In short, the Globe’s production was genuinely a fever dream: I was sweaty, bewildered, and desperately wanted to wake up.
But, not all modern Shakespearean productions make me want to flee the theater. Take the Royal Shakespeare Company’s The Merry Wives of Windsor, the hilarious show I saw that same summer. They planted it in modern suburbia, where the Merry Wives strutted around like the Real Housewives, trading gossip over backyard grills in their spotless tennis shoes. Shakespeare’s supposed “worst play” was turned into a gut-busting success with witty characters, and even wittier set design.
So, what makes a Shakespearean adaptation succeed? Why did The Merry Wives suddenly work when paired with upper-middle-class soccer moms?
Mainly, it comes when parallels aren’t forced and shed light on the original themes. Forced parallels are a perfect recipe for backfire, leading to a fair share of plot holes, loss of historical context, and plenty of winces from audience members. “Cool concepts” shouldn’t be prioritized over storytelling, but unfortunately, it happens. All the color and fluff – yes, even those creepy teddy bears – distract from the work’s messages. No matter how you dress it, Taming of the Shrew will always be sexist. More often than not, cryptic symbolism confuses the characters and muddles the meaning.

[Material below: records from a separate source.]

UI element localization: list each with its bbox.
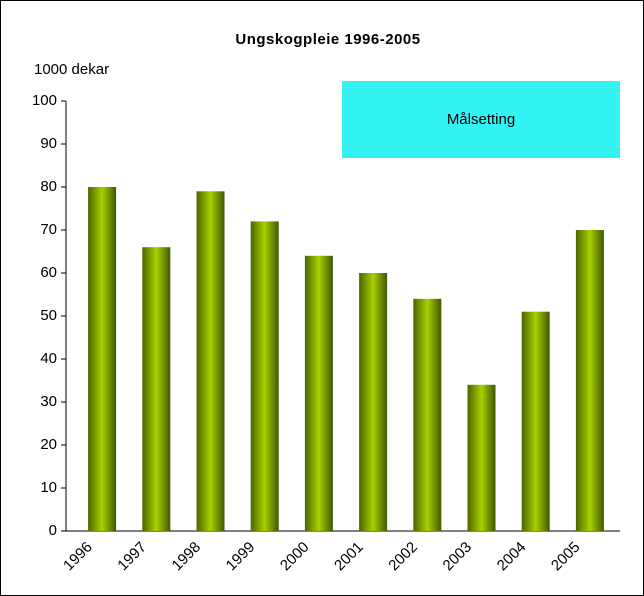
y-tick-label: 80 xyxy=(40,178,57,195)
bar xyxy=(521,311,550,531)
y-tick-label: 40 xyxy=(40,350,57,367)
annotation: Målsetting xyxy=(447,111,515,128)
y-tick-label: 20 xyxy=(40,436,57,453)
y-tick-label: 10 xyxy=(40,479,57,496)
y-tick-label: 100 xyxy=(32,92,57,109)
bar xyxy=(304,255,333,532)
bar xyxy=(413,298,442,531)
y-axis-label: 1000 dekar xyxy=(34,61,109,78)
y-tick-label: 0 xyxy=(49,522,57,539)
chart-title: Ungskogpleie 1996-2005 xyxy=(235,31,420,48)
y-tick-label: 30 xyxy=(40,393,57,410)
bar xyxy=(250,221,279,531)
annotation-box xyxy=(342,81,620,158)
bar xyxy=(575,230,604,531)
bar xyxy=(196,191,225,532)
y-tick-label: 50 xyxy=(40,307,57,324)
y-tick-label: 60 xyxy=(40,264,57,281)
y-tick-label: 70 xyxy=(40,221,57,238)
bar xyxy=(467,384,496,531)
bar xyxy=(88,187,117,531)
bar xyxy=(142,247,171,531)
bar xyxy=(359,273,388,531)
y-tick-label: 90 xyxy=(40,135,57,152)
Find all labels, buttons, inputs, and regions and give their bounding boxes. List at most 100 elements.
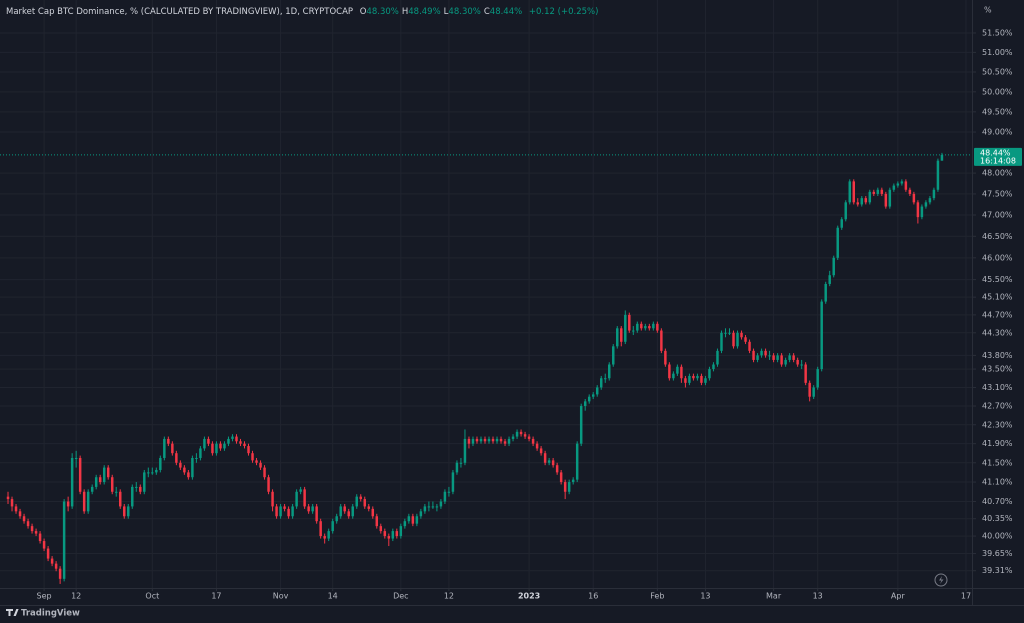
candle-body [14, 506, 18, 512]
candle-body [339, 506, 342, 517]
y-tick-label: 47.50% [982, 189, 1013, 198]
candle-body [30, 526, 34, 532]
candle-body [575, 443, 579, 480]
candle-body [688, 375, 691, 383]
candle-body [672, 373, 675, 379]
candle-body [403, 521, 407, 527]
candle-body [6, 496, 10, 500]
candle-body [920, 206, 924, 218]
candle-body [912, 193, 916, 203]
candle-body [848, 181, 851, 203]
candle-body [628, 314, 631, 331]
candle-body [38, 533, 42, 542]
candle-body [503, 441, 507, 444]
y-tick-label: 50.50% [982, 68, 1013, 77]
candle-body [491, 438, 495, 442]
candle-body [279, 506, 282, 517]
candle-body [844, 202, 847, 220]
candle-body [347, 511, 350, 517]
candle-body [195, 457, 198, 459]
candle-body [708, 369, 711, 379]
candle-body [62, 501, 66, 579]
x-tick-label: Nov [273, 592, 289, 601]
candle-body [415, 516, 419, 524]
candle-body [211, 443, 214, 454]
candle-body [199, 448, 202, 458]
candle-body [86, 491, 90, 512]
candle-body [315, 506, 318, 522]
replay-bolt [939, 576, 944, 584]
candle-body [231, 436, 234, 439]
axes: % 51.50% 51.00% 50.50% 50.00% 49.50% 49.00% 48… [0, 0, 1024, 606]
y-tick-label: 39.31% [982, 566, 1013, 575]
candle-body [612, 346, 615, 365]
y-tick-label: 42.70% [982, 402, 1013, 411]
candle-body [483, 438, 487, 442]
candle-body [295, 491, 298, 507]
candle-body [283, 506, 286, 509]
candle-body [752, 350, 755, 360]
candle-body [764, 350, 767, 356]
candle-body [70, 457, 74, 507]
candle-body [828, 275, 831, 284]
candle-body [884, 193, 888, 207]
candle-body [531, 438, 535, 444]
candle-body [656, 323, 659, 331]
candle-body [102, 467, 106, 483]
candle-body [435, 506, 439, 508]
candle-body [551, 460, 555, 466]
candle-body [343, 506, 346, 512]
candle-body [215, 443, 218, 454]
y-tick-label: 51.00% [982, 48, 1013, 57]
candle-body [179, 462, 182, 468]
y-tick-label: 46.50% [982, 232, 1013, 241]
candle-body [427, 506, 431, 508]
candle-body [243, 443, 246, 447]
y-tick-label: 49.50% [982, 107, 1013, 116]
candle-body [555, 465, 559, 473]
candle-body [896, 183, 900, 186]
candle-body [936, 160, 940, 190]
candle-body [203, 438, 206, 449]
candle-body [559, 472, 563, 483]
candle-body [82, 491, 86, 512]
candle-body [904, 181, 908, 190]
candle-body [299, 489, 302, 492]
candle-body [66, 501, 70, 507]
candle-body [187, 472, 190, 478]
candle-body [443, 491, 447, 502]
candle-body [539, 448, 543, 454]
candle-body [287, 508, 290, 517]
candle-body [892, 185, 896, 190]
candle-body [616, 328, 619, 347]
candle-body [736, 332, 739, 347]
candle-body [900, 181, 904, 184]
candle-body [624, 314, 627, 342]
candle-body [247, 446, 250, 454]
candle-body [620, 328, 623, 342]
candle-body [772, 355, 775, 360]
candle-body [431, 506, 435, 508]
candle-body [323, 536, 326, 539]
candle-body [928, 198, 932, 203]
ohlc-key: H [402, 7, 408, 17]
candle-body [399, 526, 403, 537]
candle-body [932, 189, 936, 199]
replay-button[interactable] [934, 573, 948, 587]
candle-body [371, 508, 375, 517]
candle-body [263, 467, 266, 478]
candle-body [583, 401, 587, 407]
candle-body [58, 568, 62, 579]
candle-body [571, 479, 575, 483]
y-tick-label: 43.10% [982, 383, 1013, 392]
replay-icon[interactable] [934, 573, 948, 587]
candle-body [119, 491, 122, 507]
candle-body [664, 350, 667, 365]
candle-body [151, 472, 154, 474]
candle-body [419, 511, 423, 517]
candle-body [98, 477, 102, 483]
candle-body [660, 330, 663, 351]
candle-body [840, 219, 843, 228]
candle-body [852, 181, 855, 203]
x-tick-label: 13 [813, 592, 823, 601]
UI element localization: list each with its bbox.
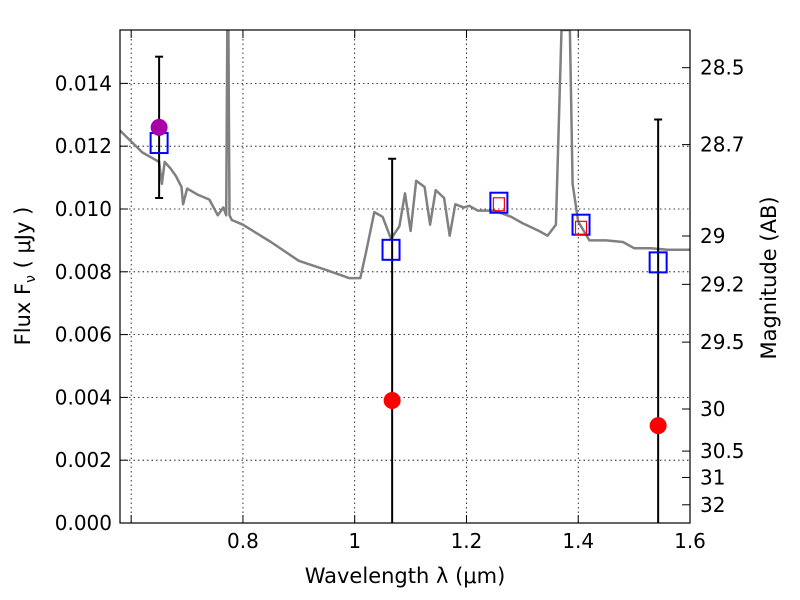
right-tick-label: 29.2 [700,272,745,296]
x-tick-label: 1.6 [674,529,706,553]
small-red-square [574,220,588,235]
y-axis-label-subscript: ν [23,275,39,283]
y-tick-label: 0.002 [55,448,112,472]
y-tick-label: 0.000 [55,511,112,535]
y-tick-label: 0.014 [55,71,112,95]
right-tick-label: 30.5 [700,439,745,463]
right-tick-label: 29.5 [700,330,745,354]
template-spectrum [120,30,690,280]
right-axis-ticks: 28.5 28.7 29 29.2 29.5 30 30.531 32 [682,56,745,517]
y-tick-label: 0.006 [55,323,112,347]
y-tick-label: 0.008 [55,260,112,284]
small-red-squares [492,197,588,235]
x-axis-ticks: 0.8 1 1.2 1.4 1.6 [130,30,706,553]
x-tick-label: 1.4 [562,529,594,553]
observed-flux-points [150,118,667,435]
grid-lines [120,30,690,523]
small-red-square [492,197,505,212]
spectrum-line [120,30,690,280]
observed-flux-point [649,417,667,435]
model-flux-square [381,238,401,261]
right-tick-label: 29 [700,224,725,248]
y-axis-label: Flux Fν ( μJy ) [11,207,39,346]
x-tick-label: 0.8 [227,529,259,553]
right-tick-label: 31 [700,465,725,489]
y-axis-label-main: Flux F [11,283,35,345]
observed-flux-point [383,392,401,410]
model-flux-square [648,251,668,274]
x-tick-label: 1.2 [451,529,483,553]
y-tick-label: 0.010 [55,197,112,221]
model-flux-squares [149,132,668,274]
error-bars [155,55,663,523]
right-tick-label: 28.5 [700,56,745,80]
right-axis-label: Magnitude (AB) [757,196,781,359]
right-tick-label: 28.7 [700,133,745,157]
right-tick-label: 30 [700,397,725,421]
y-tick-label: 0.012 [55,134,112,158]
y-axis-ticks: 0.000 0.002 0.004 0.006 0.008 0.010 0.012 0.014 [55,71,128,535]
observed-flux-point [150,118,168,136]
y-axis-label-units: ( μJy ) [11,207,35,275]
x-tick-label: 1 [348,529,361,553]
model-flux-square [489,191,509,214]
y-tick-label: 0.004 [55,385,112,409]
plot-frame [119,29,691,524]
right-tick-label: 32 [700,493,725,517]
x-axis-label: Wavelength λ (μm) [305,564,506,588]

We don’t need a “relatable” reimagination. Shakespeare is already relatable. It’s that thing that makes us cry or laugh or seethe: the universality of human emotion. The ability to empathize with a character’s circumstances. This is what we go to the theater for.
Yes, directors have to compete with modern attention spans. But the anxiety of creating a “boring” show has them reaching for innovation at any cost. What we end up with are misguided, half-baked ideas – especially about the youth. And, ironically, those reinventions lose our attention even quicker.
In short, Shakespeare’s timeless themes don’t need gimmicks to resonate. So please, refrain from a TikTok-dancing Mercutio. Shakespeare is tired from rolling in his grave.